Many college students source their clothes from thrifting. COM rising junior Maya Thiart said she buys second-hand because of the lower cost and the sustainability.
“Selfishly, it’s cheaper but I feel like I’m doing something good for the world,” Thiart said. “A lot of times, you can find more unique pieces that way… I see all these things that I think are much more unique and stand out compared to H&M and more manufactured-specific brands.”
Though Morales’ business is expanding to Boston, she still struggles to balance it with her academic workload at school. She is still grateful for the BUild Lab and its support in her business journey at BU.
She first got involved with the BUild Lab by joining the First Year Innovation Fellowship, a resource for a cohort of about 20 first-year and transfer students interested in entrepreneurship.
The fellowship provides funding, workshops and networking. Each student is paired with mentors in their industry, according to Jen Migliore, the BUild Lab’s Director of External Relations.

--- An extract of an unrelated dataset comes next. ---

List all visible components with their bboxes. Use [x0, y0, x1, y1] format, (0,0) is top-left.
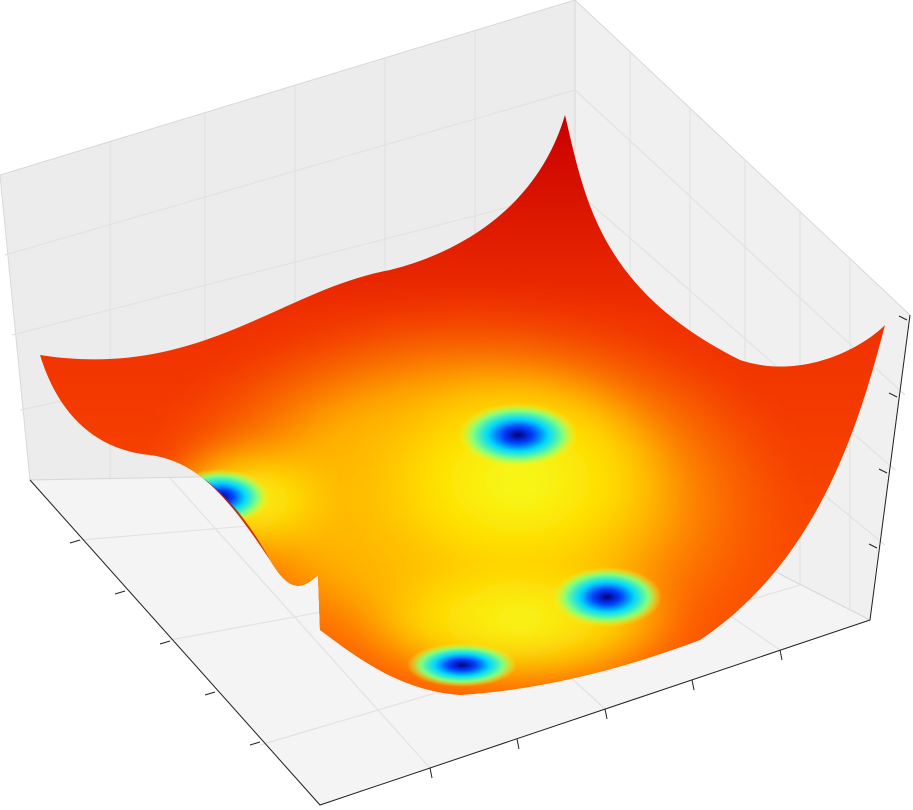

Migliore added that students invest their time without getting course credit because all programs are extracurricular.
“The reason why they want to do it is because they want to be a part of an innovative entrepreneurial community,” Migliore said.
Morales especially appreciates the BUild Lab because they help students even after graduation, leaving the door open to resources and mentorship.
“They’re going to help me with growing my brand basically, and they’re experts in this industry,” she said. “So it’s going to be really helpful to have someone that has so much experience to help me get to the next phase.”
Morales also uses the BUild Lab as a space for her pop-ups. Zoe Marsiglia, who works at the BUild Lab as a program communication intern and office assistant, said the location is great for fashion, with the large space and big windows to draw attention to her products.
Marsiglia added that Morales has “really utilized our resources at the BUild Lab, lots of mentorships here. Of course, she’s received some funding from us as well to help do some market research. She’s a fantastic young entrepreneur here.”
Morales said going forward, PR and pop-ups in Boston are her priorities. Having learned that a street vendor’s license is between $50 to $150, she said her friend gave her the idea of setting up shop at Copley Square.
“I’m even thinking of doing pop-ups in a store on Newbury Street, having a little rack, and just reaching out to them.”